Activité en mini-groupes de travail, d'exploitation de la littérature francophone en classe, selon la démarche de la pédagogie active qui favorise la recherche d'autonomie

Objectifs linguistiques, culturels et pragmatiques

Travail de compréhension écrite - Travail lexical et grammatical sur les temps du passé (imparfait/PC/passé simple/plus-que-parfait) - Savoir utiliser les indices et inférences pour faire surgir du sens.

Objectifs au niveau culture et civilisation contemporaines Approche d'une lecture francophone avec des éléments du récit faisant référence à une autre réalité que la française
 Objectifs éducatifs Savoir travailler en équipe solidaire (Savoir apprendre) - S'interroger sur le dictat du modèle social (féminin et masculin) ; les mécanismes sociaux d’appartenance et d'identification à un groupe # les mécanismes de rejet social
Démarche pédagogique
Pour célébrer la francophonie, nous présentons dans ce numéro de mars 2017, une nouvelle de Fouad Laroui, grand écrivain marocain francophone.
La démarche que nous avons choisie pour l'exploitation pédagogique de cette oeuvre est axée sur la pédagogie active, censée éveiller la curiosité et l'envie des apprenants. Elle va nous permettre de découvrir, progressivement, l'histoire racontée par le narrateur.

Il s'agit d'un travail de compréhension écrite de fragments d'une histoire afin de collecter suffisamment d'informations pour comprendre qui est le personnage féminin présenté par Fouad Laroui. Nous tairons volontairement son prénom, qui donne le titre à la nouvelle, et que nous substituerons par le pronom "Elle". A doses homéopathiques, comme le veut notre démarche que nous proposons et défendons dans la rubrique "Sous le platane", les élèves  découvriront progressivement qui est "Elle".

Séquence

Début de la recherche d'indices et informations pour découvrir "Elle"

Durée: 10 minutes

Le professeur annonce le déroulement de l'activité : Elle va consister à lire de courts passages de l'histoire d'un personnage. Il s'agit de prendre connaissance des informations que ces bribes de textes recèlent afin de trouver le maximum d'indices. C'est ainsi que les élèves arriveront à dresser le portrait à la fois physique et moral de ce personnage mystérieux sobrement défini par le pronom "ELLE".

Pour commencer, le professeur distribue à chaque binôme le premier passage (des neuf sélectionnés) :

En classe, elle s’asseyait droite et tendue sans jamais bavarder. Elle répondait avec brièveté aux questions qu’on lui posait. Ses notes la classaient parmi les meilleurs élèves, mais elle n'en faisait aucun cas.

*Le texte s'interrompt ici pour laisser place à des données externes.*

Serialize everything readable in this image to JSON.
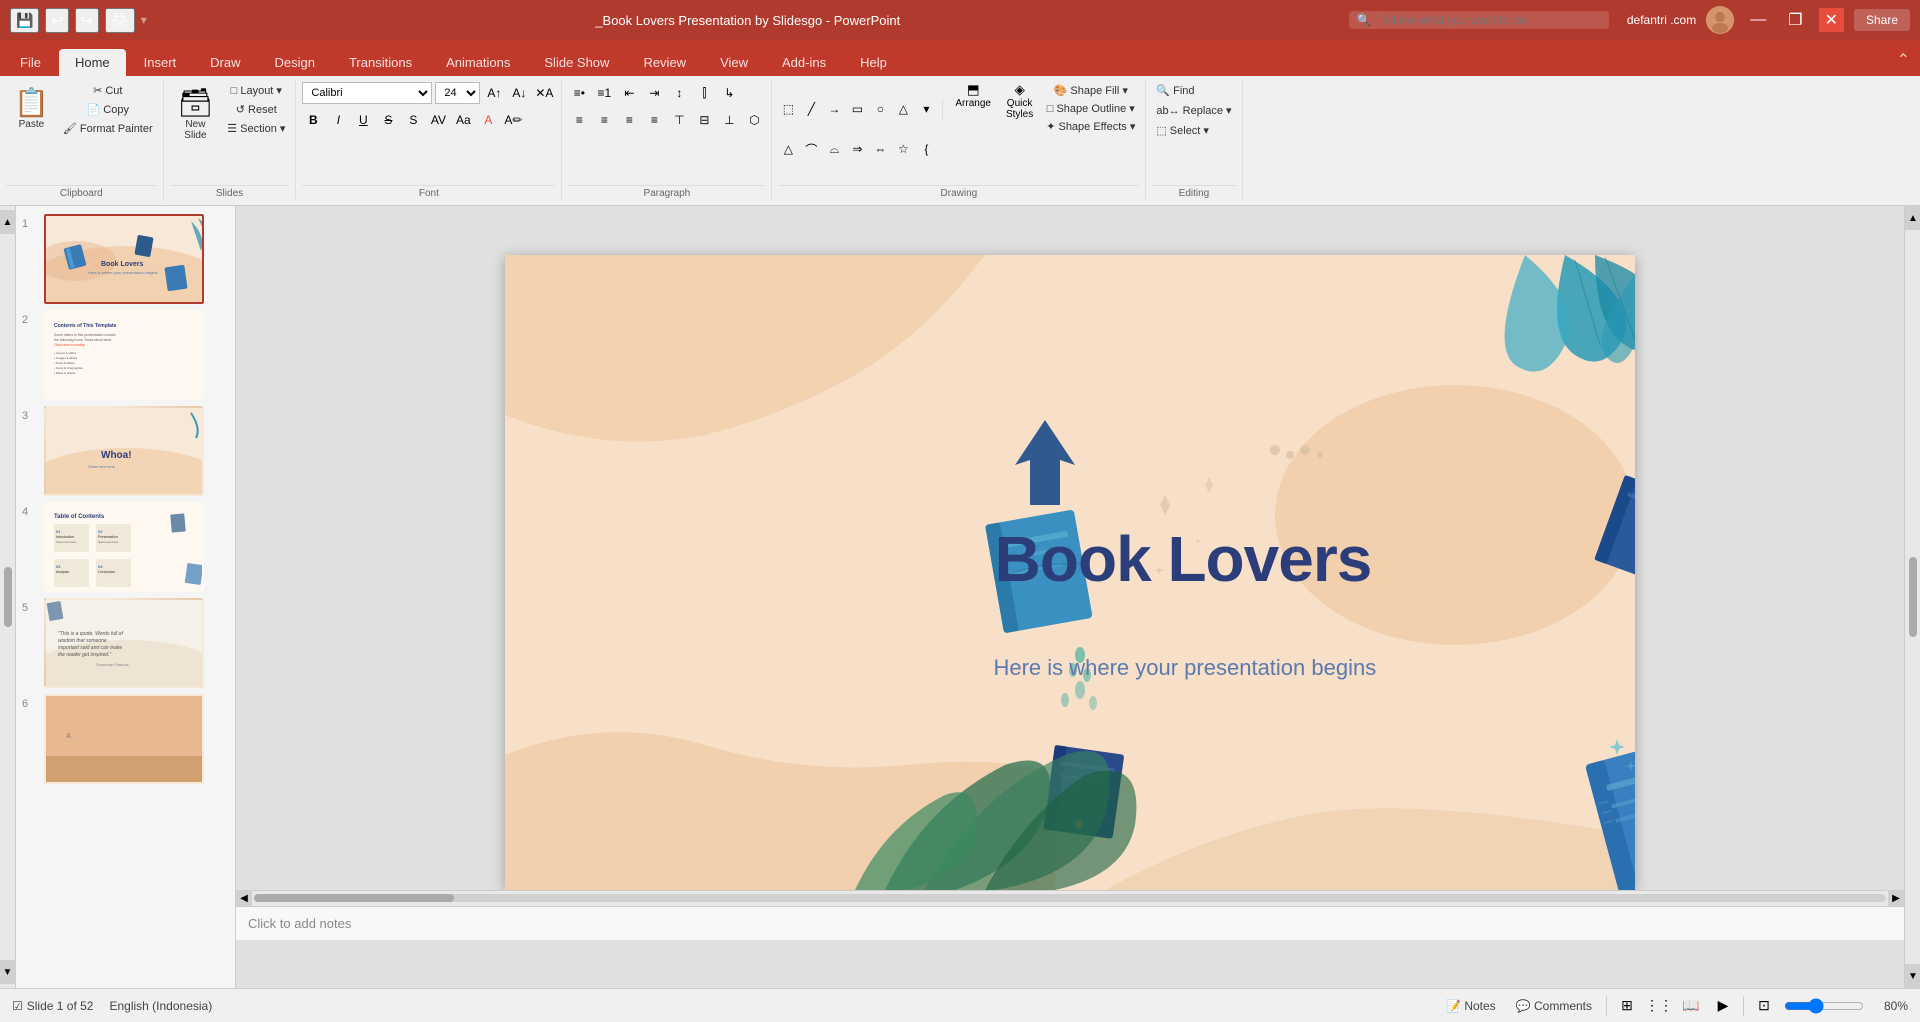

Bien entendu, confronté à chaque petit texte, chaque mini-groupe devra essayer de décrypter les difficultés d'ordre lexical et s'intéresser également à l'aspect grammatical (à noter l'importance de l'emploi de l'imparfait). Les élèves devront ensuite répertorier ce que le groupe doit retenir comme informations et indices remarquables. 
Ainsi, les indices et inférences dont nous disposons pour le moment, nous permettent d'avancer que "ELLE" est une élève (et non pas une étudiante) qui, par conséquent, devrait avoir entre 6 et 17 ans ; elle est sérieuse ; très bonne élève ; elle est modeste.


Nous passons au deuxième fragment de la nouvelle où nous procèderons comme pour la première livraison :

On ne savait pas bien qui elle était. Les internes, mes congénères, ne s’intéressaient pas trop à elle, parce qu’elle n’était pas « marrante », à la différence des trois sœurs Bennis, par exemple, qui nous enchantaient par leur joie de vivre, leurs cheveux clairs qui voletaient au vent et leur pas dansant.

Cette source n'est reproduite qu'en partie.